UTF-8 is a variable-length character encoding standard used for electronic communication. Defined by the Unicode Standard, the name is derived from Unicode (or Universal Coded Character Set) Transformation Format  8-bit.[1]

StandardUnicode Standard
ClassificationUnicode Transformation Format, extended ASCII, variable-length encoding
Transforms / EncodesISO/IEC 10646 (Unicode)
Preceded byUTF-1

UTF-8 is capable of encoding all 1,112,064[lower-alpha 1] valid character code points in Unicode using one to four one-byte (8-bit) code units. Code points with lower numerical values, which tend to occur more frequently, are encoded using fewer bytes. It was designed for backward compatibility with ASCII: the first 128 characters of Unicode, which correspond one-to-one with ASCII, are encoded using a single byte with the same binary value as ASCII, so that valid ASCII text is valid UTF-8-encoded Unicode as well.

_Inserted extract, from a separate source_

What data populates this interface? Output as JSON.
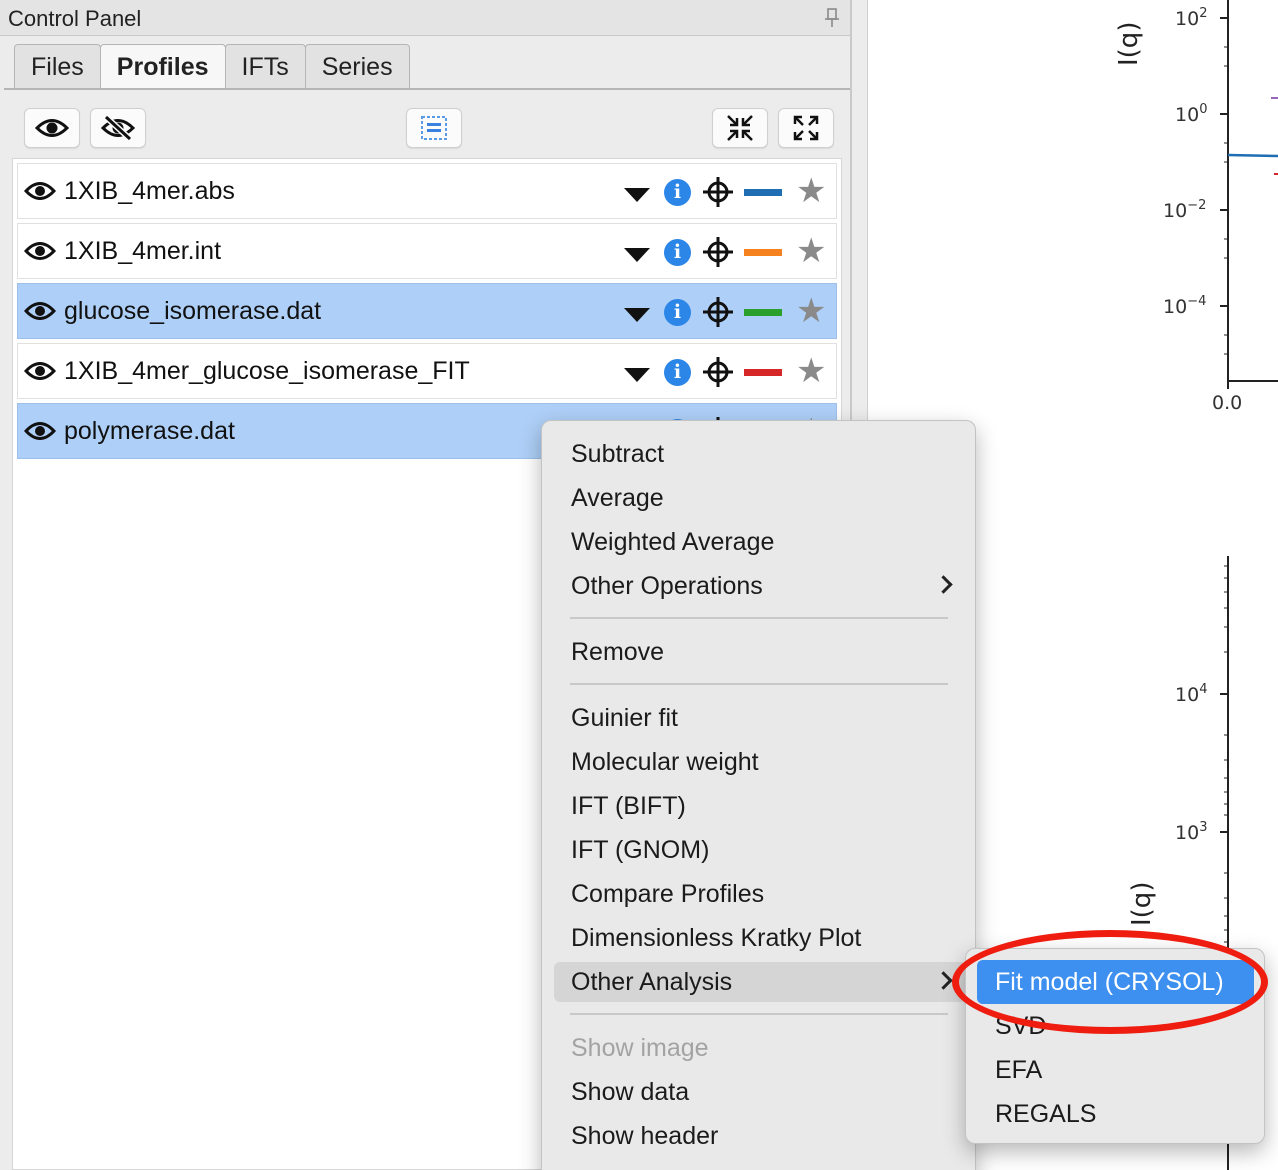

UTF-8 was designed as a superior alternative to UTF-1, a proposed variable-length encoding with partial ASCII compatibility which lacked some features including self-synchronization and fully ASCII-compatible handling of characters such as slashes. Ken Thompson and Rob Pike produced the first implementation for the Plan 9 operating system in September 1992.[2][3] This led to its adoption by X/Open as its specification for FSS-UTF,[4] which would first be officially presented at USENIX in January 1993[5] and subsequently adopted by the Internet Engineering Task Force (IETF) in RFC 2277 (BCP 18)[6] for future internet standards work, replacing Single Byte Character Sets such as Latin-1 in older RFCs.

UTF-8 is the dominant encoding for the World Wide Web (and internet technologies), accounting for 97.8% of all web pages, and up to 100.0% for many languages, as of 2023.[7] Virtually all countries and languages have 95.0% or more use of UTF-8 encodings on the web.